Cerpen Geger D Praha
Ayah
Aku, anak laki-laki berusia tiga tahun yang nyaman dalam gendongan Ibu. Dalam perjalanan dan selama aku berada dalam gendongan Ibu banyak hal yang yang ku lihat dan tersimpan dalam kepala ini. Suasana sore, pepohonan rindang dan perjalanan di halaman pekuburan, dengan udara lembab yang terhirup membuat banyak kenangan dalam pikiran ku. Hingga ku lihat seekor kucing kecil yang membuntuti kami dalam perjalanan. Wajah kucing yang mungil dan mirip sperti poster penyanyi kesukaan salah satu kakak laki-laki ku yang tinggal di kota Praya itu, ingin aku memiliki atau sekedar bermain dengan kucing itu, namun Ibu tidak mengizinkannya dan menakut-nakuti ku dengan Tu Selak, yang pada kenyataannya aku sama sekali tidak mengerti dengan apa yang ibu katakan. Tidak sedikit pun aku memiliki rasa takut karna aku tidak paham dengan Tu Selak yang Ibu katakan sebagai mahluk siluman yang sering berubah wujud karena keliru memilih dukun dan menjadi salah ilmu yang memang masih banyak pada daerah pinggiran pulau Lombok.

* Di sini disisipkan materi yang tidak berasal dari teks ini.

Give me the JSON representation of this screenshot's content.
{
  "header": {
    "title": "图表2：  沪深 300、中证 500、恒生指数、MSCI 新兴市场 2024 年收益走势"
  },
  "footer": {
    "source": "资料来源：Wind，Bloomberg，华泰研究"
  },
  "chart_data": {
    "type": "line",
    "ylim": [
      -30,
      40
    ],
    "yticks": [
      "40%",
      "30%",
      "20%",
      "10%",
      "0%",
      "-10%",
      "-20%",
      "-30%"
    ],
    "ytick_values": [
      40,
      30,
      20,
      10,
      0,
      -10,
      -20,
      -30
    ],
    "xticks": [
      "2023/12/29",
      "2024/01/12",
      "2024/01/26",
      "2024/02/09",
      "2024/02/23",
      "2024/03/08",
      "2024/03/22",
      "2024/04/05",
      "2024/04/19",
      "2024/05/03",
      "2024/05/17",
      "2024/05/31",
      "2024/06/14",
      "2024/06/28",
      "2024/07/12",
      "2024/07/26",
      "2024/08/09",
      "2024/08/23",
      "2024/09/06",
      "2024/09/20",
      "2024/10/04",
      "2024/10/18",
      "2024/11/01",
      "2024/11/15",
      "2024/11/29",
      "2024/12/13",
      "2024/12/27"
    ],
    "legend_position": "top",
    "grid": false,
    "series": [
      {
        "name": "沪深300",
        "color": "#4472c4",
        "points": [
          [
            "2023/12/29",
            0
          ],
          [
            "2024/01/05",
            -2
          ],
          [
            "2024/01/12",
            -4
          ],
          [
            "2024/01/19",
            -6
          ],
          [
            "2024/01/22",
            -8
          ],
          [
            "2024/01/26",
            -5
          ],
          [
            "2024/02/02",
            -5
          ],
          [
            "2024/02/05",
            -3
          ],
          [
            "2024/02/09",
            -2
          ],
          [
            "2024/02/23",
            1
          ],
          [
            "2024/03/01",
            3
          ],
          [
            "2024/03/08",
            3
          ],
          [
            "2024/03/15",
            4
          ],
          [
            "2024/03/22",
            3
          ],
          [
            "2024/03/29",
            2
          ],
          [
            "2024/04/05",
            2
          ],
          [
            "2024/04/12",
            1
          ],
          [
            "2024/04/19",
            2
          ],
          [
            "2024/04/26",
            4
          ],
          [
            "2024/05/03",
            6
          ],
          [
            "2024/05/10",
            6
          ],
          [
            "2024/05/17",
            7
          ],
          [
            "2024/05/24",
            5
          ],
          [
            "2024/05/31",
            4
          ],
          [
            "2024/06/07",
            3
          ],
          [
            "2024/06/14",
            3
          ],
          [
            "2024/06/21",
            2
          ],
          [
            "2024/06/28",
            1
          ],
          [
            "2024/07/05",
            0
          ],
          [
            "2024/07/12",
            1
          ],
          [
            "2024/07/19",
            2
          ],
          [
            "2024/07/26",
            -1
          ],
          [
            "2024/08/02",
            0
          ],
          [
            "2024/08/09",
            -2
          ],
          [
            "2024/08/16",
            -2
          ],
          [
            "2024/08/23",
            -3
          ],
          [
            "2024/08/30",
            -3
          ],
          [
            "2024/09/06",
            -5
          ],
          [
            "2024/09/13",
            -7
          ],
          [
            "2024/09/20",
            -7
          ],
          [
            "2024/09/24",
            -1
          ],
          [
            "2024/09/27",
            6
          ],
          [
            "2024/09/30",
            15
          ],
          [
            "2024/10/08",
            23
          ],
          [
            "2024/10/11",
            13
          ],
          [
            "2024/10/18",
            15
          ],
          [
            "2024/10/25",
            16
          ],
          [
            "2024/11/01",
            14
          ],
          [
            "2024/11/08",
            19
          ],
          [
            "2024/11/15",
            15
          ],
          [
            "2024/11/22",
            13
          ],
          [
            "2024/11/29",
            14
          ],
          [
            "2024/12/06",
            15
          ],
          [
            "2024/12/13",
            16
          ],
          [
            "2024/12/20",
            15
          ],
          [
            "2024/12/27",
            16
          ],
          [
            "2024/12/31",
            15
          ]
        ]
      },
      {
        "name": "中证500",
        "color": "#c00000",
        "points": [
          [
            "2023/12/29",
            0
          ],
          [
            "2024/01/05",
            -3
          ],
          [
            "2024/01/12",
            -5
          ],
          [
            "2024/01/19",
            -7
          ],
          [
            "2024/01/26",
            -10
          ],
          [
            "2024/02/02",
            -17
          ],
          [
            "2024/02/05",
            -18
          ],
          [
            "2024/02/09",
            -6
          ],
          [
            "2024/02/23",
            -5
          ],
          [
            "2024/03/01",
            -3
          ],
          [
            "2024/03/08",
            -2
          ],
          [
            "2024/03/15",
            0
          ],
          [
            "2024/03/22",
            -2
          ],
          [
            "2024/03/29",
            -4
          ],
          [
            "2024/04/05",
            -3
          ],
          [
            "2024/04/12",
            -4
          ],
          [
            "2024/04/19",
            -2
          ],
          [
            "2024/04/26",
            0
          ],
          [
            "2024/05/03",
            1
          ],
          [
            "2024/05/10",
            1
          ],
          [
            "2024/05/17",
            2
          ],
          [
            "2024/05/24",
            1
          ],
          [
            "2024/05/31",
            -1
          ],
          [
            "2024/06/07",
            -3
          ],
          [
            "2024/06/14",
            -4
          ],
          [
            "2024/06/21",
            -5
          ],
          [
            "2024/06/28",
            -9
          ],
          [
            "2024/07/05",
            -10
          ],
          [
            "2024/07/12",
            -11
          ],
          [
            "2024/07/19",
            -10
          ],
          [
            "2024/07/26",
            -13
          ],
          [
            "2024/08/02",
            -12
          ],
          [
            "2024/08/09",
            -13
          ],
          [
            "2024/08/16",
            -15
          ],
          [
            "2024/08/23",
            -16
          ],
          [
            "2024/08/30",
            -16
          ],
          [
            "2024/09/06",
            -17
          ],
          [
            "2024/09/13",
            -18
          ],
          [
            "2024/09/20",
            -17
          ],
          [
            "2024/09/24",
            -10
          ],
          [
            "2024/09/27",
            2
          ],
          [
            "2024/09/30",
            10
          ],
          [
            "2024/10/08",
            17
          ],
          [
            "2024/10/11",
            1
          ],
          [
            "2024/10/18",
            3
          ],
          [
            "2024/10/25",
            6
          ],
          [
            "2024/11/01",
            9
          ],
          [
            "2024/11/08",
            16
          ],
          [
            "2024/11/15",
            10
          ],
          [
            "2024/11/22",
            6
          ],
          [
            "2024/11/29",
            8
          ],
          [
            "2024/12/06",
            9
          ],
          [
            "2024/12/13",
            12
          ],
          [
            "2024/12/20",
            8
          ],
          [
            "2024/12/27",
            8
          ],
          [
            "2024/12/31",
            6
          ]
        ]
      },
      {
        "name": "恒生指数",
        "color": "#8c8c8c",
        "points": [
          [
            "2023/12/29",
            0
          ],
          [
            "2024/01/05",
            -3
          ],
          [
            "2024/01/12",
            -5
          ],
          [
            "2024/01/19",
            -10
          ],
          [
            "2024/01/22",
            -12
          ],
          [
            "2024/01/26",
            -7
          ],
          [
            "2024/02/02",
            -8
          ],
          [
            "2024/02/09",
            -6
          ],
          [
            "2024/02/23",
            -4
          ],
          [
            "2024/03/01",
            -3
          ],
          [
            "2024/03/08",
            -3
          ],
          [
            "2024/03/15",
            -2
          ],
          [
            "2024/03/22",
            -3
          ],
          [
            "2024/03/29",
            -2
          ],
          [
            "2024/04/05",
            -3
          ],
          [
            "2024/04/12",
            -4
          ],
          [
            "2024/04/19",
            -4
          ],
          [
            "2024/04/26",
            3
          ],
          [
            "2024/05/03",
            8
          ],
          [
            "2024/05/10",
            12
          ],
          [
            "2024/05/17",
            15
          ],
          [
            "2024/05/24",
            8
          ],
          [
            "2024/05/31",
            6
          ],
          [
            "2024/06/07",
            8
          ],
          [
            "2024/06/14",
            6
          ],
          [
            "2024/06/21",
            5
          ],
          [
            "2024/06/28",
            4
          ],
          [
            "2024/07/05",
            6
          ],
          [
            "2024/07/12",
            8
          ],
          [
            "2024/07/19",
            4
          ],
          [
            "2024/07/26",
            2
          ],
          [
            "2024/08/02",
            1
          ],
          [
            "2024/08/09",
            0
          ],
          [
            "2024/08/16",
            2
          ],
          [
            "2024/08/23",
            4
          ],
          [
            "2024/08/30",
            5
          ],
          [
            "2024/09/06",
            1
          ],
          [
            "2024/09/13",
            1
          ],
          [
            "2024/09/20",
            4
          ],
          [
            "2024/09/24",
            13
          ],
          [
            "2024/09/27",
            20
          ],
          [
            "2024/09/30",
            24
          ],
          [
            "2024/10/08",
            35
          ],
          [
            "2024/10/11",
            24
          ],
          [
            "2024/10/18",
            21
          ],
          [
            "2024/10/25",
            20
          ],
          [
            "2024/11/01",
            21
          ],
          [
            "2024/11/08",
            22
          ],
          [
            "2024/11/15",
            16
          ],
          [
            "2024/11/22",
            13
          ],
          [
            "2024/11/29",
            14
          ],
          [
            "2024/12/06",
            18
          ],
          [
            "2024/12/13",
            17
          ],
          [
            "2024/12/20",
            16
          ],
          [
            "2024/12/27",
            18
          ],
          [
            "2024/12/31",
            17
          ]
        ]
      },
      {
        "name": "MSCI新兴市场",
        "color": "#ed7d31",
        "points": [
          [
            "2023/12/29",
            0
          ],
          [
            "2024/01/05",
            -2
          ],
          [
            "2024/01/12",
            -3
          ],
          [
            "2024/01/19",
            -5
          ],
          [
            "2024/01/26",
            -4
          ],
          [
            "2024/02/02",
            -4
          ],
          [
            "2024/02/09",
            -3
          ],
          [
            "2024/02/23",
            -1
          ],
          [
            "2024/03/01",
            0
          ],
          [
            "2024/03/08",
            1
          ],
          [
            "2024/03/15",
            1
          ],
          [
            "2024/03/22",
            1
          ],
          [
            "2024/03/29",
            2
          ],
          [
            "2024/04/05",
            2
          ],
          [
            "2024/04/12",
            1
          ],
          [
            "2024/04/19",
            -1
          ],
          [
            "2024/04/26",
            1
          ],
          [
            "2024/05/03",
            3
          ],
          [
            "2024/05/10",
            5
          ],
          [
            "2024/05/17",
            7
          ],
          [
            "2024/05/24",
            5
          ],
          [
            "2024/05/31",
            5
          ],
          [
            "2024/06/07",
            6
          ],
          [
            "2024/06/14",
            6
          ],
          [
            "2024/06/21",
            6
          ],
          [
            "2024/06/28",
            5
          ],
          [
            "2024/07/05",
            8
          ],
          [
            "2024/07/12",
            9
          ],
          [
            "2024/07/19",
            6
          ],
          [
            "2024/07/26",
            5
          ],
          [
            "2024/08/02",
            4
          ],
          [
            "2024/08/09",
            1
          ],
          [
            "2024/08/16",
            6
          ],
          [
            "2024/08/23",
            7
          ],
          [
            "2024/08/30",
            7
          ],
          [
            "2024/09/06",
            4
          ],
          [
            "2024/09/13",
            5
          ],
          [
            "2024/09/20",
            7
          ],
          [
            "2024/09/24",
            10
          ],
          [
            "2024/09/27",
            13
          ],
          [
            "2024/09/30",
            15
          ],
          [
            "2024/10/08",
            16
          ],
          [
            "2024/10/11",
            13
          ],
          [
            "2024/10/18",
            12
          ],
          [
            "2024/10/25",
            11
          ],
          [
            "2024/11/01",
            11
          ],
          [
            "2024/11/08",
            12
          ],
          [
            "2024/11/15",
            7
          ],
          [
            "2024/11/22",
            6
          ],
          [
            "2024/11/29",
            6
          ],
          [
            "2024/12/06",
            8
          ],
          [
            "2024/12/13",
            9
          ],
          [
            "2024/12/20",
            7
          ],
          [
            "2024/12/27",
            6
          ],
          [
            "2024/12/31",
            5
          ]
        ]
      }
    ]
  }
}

Karna takutnya ibu berjalan lebih cepan menghindari kucing hitam itu setelah jauh berjalan tidak lagi kucing itu mengikuti kami. Ibu lelah dan terduduk di gundukan tanah sambil menatap rembulan dengan cahaya kekuningan bersinar, sang purnama angkuh memancarkan sinarnya lalu seketika menjadi gelap karna kumpulan awan hitam menyelimuti. Mitos butakala yang memakan rembulan, warga desa masih mempercayayainya maka itu terdengan suara riuh tabuhan kentongan, ember, panci, baskom dan kaleng bagian dari warga desa yang percaya jika butakala akan cepat berlalu setelah mendengar suara tabuh-tabuhan.
Namun kali ini berbeda suara gaduh itu diikuti cacian, hujatan yang disertai rintihan anak gadis kecil yang berusaha meminta belas asih untuk ayahnya, obor dan lampu senter menyorot diiringi suara yang semakin keras dan mendekat pada kami. Di sadari suara itu adalah kedua kakak perempuan ku, merintih meminta ampun atas ayah. Bertubi-tubi pukulan mendarat pada tubuh ayah sontak air mata ibu menetes dikepala botak ku melihat ayah kami sudah menjadi mayat. Orang-orang desa sangat beringas rintihan gadis kecil itu tak sedikitpun dihiraukan atau pun didengar karna semua warga desa sudah menjadi anjing.